Without reference ranges it is impossible to be sure, but I think your friend might need to be tested for Central Hypothyroidism (CH). The thyroid may be perfectly healthy in this condition, but isn't getting the right signals from the pituitary gland so the thyroid fails to produce enough thyroid hormones.
If the pituitary can't produce enough TSH because it is diseased or poorly functioning for some reason, then the patient has Secondary Hypothyroidism.
The pituitary may be perfectly healthy but fail to function adequately because of a diseased or poorly functioning hypothalamus, and in this case the patient has Tertiary Hypothyroidism. It is quite likely that many doctors haven't heard of Tertiary Hypothyroidism because it is even more rare than Secondary Hypothyroidism.
CH is the collective name given to hypothyroidism caused by pituitary or hypothalamus issues.

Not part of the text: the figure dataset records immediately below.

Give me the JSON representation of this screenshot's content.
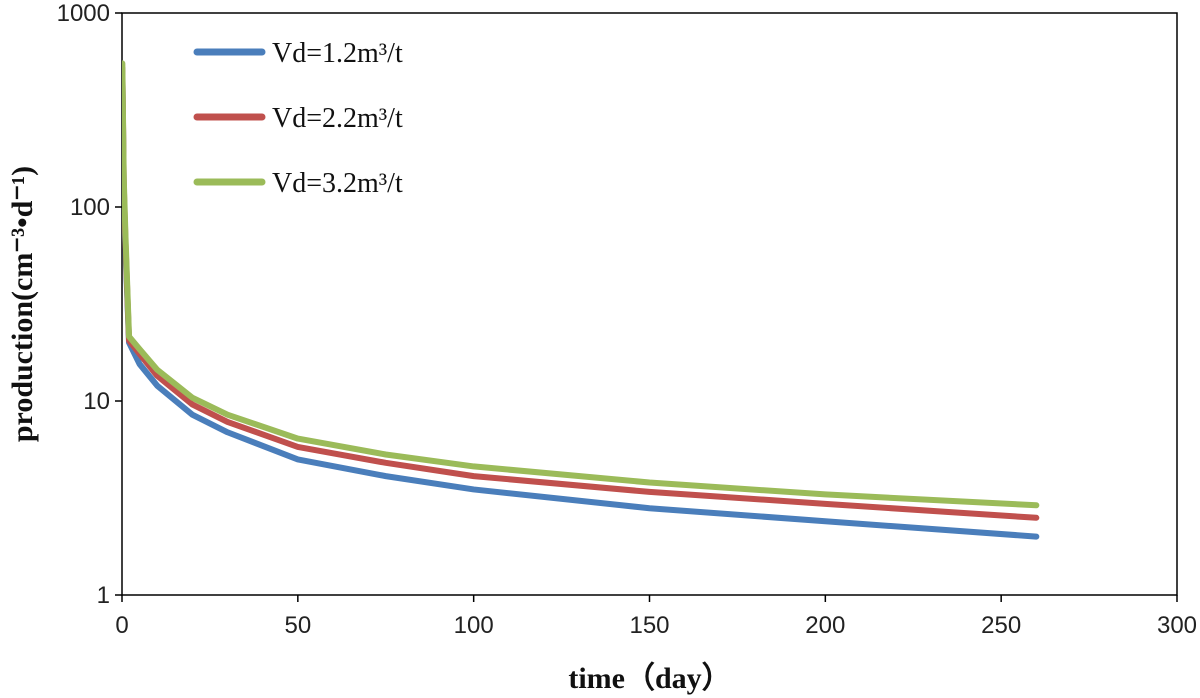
{
  "chart_data": {
    "type": "line",
    "title": "",
    "xlabel": "time（day）",
    "ylabel": "production(cm⁻³•d⁻¹)",
    "xlim": [
      0,
      300
    ],
    "ylim": [
      1,
      1000
    ],
    "yscale": "log",
    "x_ticks": [
      "0",
      "50",
      "100",
      "150",
      "200",
      "250",
      "300"
    ],
    "y_ticks": [
      "1",
      "10",
      "100",
      "1000"
    ],
    "grid": false,
    "legend_position": "top-left",
    "x": [
      0.1,
      0.5,
      1,
      2,
      5,
      10,
      20,
      30,
      50,
      75,
      100,
      150,
      200,
      260
    ],
    "series": [
      {
        "name": "Vd=1.2m³/t",
        "color": "#4a7ebb",
        "values": [
          500,
          120,
          60,
          20,
          15.5,
          12,
          8.5,
          6.9,
          5.0,
          4.1,
          3.5,
          2.8,
          2.4,
          2.0
        ]
      },
      {
        "name": "Vd=2.2m³/t",
        "color": "#c0504d",
        "values": [
          520,
          130,
          65,
          20.5,
          17.5,
          13.5,
          9.6,
          7.8,
          5.8,
          4.8,
          4.1,
          3.4,
          2.95,
          2.5
        ]
      },
      {
        "name": "Vd=3.2m³/t",
        "color": "#9bbb59",
        "values": [
          550,
          140,
          70,
          21.5,
          18.5,
          14.5,
          10.4,
          8.5,
          6.4,
          5.3,
          4.6,
          3.8,
          3.3,
          2.9
        ]
      }
    ]
  }
}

Please be aware that doctors will often dismiss suggestions of Central or Secondary Hypothyroidism if it is suggested by a patient because it is rare. Unfortunately this failure of basic logic is common! If something is rare it doesn't mean that nobody has it!
If your friend is a possible candidate for CH testing (but you need the reference ranges to be sure), then she must stick to her guns and ask her doctor for a referral to an endo.
Thankyou everyone who has been so helpful with their replies and advice. My friend really appreciates it and it has given her plenty to think about and hopefully, she'll get somewhere now with either her doctor or a thyroid specialist. Thanks again.